Alienated in analogy

Foucault, from The Order of Things:

Once similitude and signs are sundered from each other, two experiences can be established and two characters appear face to face. The madman, understood not as one who is sick but as an established and maintained deviant, as an indispensable cultural function, has become, in Western experience, the man of primitive resemblances. This character, as he is depicted in the novels or plays of the Baroque age, and as he was gradually institutionalized right up to the advent of nineteenth-century psychiatry, is the man who is alienated in analogy. He is the disordered player of the Same and the Other. He takes things for what they are not, and people one for another; he cuts his friends and recognizes complete strangers; he thinks he is unmasking when, in fact, he is putting on a mask. He inverts all values and all proportions, because he is constantly under the impression that he is deciphering signs: for him, the crown makes the king.

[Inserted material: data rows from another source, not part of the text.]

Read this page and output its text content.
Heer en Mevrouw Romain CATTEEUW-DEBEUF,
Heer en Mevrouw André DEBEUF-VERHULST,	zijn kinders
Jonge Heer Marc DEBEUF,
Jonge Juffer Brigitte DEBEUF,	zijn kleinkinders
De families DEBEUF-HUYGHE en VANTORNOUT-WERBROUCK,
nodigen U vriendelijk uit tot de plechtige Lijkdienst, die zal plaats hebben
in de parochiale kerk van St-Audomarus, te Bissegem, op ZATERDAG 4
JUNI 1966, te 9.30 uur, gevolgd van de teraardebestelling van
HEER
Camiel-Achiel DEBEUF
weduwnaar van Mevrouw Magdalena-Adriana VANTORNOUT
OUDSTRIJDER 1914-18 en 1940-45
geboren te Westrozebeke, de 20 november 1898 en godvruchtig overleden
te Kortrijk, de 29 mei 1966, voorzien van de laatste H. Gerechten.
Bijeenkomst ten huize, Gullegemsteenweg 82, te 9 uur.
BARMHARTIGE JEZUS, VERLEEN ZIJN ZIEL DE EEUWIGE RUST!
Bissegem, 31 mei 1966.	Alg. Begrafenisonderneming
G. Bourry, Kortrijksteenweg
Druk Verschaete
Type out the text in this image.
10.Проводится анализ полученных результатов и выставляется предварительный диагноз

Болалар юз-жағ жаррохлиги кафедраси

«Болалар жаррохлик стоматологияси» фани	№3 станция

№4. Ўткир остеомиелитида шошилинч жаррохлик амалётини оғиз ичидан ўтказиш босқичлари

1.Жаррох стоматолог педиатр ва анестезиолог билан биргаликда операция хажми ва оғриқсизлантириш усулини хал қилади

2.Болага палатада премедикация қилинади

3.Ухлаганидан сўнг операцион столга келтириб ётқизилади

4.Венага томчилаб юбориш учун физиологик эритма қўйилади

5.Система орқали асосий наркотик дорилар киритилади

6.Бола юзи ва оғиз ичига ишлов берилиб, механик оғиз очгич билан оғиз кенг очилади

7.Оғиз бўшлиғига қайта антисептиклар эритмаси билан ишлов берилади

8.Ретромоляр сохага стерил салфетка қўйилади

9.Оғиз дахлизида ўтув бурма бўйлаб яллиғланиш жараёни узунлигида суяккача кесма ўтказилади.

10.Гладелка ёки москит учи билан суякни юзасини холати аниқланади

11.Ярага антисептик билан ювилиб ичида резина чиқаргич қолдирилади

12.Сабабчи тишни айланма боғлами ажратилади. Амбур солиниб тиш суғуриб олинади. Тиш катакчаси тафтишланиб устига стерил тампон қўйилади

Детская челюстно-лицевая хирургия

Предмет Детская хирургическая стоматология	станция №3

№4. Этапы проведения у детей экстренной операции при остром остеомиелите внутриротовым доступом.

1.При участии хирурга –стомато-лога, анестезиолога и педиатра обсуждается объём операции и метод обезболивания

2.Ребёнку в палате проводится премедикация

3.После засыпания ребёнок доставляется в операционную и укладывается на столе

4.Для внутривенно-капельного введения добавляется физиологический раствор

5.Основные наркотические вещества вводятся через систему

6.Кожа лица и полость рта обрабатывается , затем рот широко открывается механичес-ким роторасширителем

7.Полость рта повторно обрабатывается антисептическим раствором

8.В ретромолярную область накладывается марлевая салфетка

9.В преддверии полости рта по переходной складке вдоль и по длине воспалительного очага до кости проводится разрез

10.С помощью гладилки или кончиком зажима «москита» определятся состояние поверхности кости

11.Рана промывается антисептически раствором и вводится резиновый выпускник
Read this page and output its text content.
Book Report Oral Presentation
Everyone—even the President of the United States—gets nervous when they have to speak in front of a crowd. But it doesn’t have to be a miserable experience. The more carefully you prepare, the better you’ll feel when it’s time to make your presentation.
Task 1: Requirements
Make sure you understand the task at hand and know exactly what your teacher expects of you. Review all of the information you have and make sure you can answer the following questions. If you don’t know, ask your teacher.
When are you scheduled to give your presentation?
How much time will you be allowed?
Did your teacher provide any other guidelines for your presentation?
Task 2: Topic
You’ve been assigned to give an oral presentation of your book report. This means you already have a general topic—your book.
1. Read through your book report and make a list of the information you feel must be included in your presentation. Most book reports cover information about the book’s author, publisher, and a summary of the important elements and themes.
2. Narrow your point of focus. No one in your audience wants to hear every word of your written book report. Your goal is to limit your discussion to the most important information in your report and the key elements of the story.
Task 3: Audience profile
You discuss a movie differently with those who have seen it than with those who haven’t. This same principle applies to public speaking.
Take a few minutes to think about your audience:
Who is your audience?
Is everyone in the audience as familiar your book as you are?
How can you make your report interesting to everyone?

In the cultural perception of the madman that prevailed up to the end of the eighteenth century, he is Different only in so far as he is unaware of Difference; he sees nothing but resemblances and signs of resemblance everywhere; for him all signs resemble one another, and all resemblances have the value of signs. At the other end of the cultural area, but brought close by symmetry, the poet is he who, beneath the named, constantly expected differences, rediscovers the buried kinships between things, their scattered resemblances. Beneath the established signs, and in spite of them, he hears another, deeper, discourse, which recalls the time when words glittered in the universal resemblance of things; in the language of the poet, the Sovereignty of the Same, so difficult to express, eclipses, the distinction existing between signs.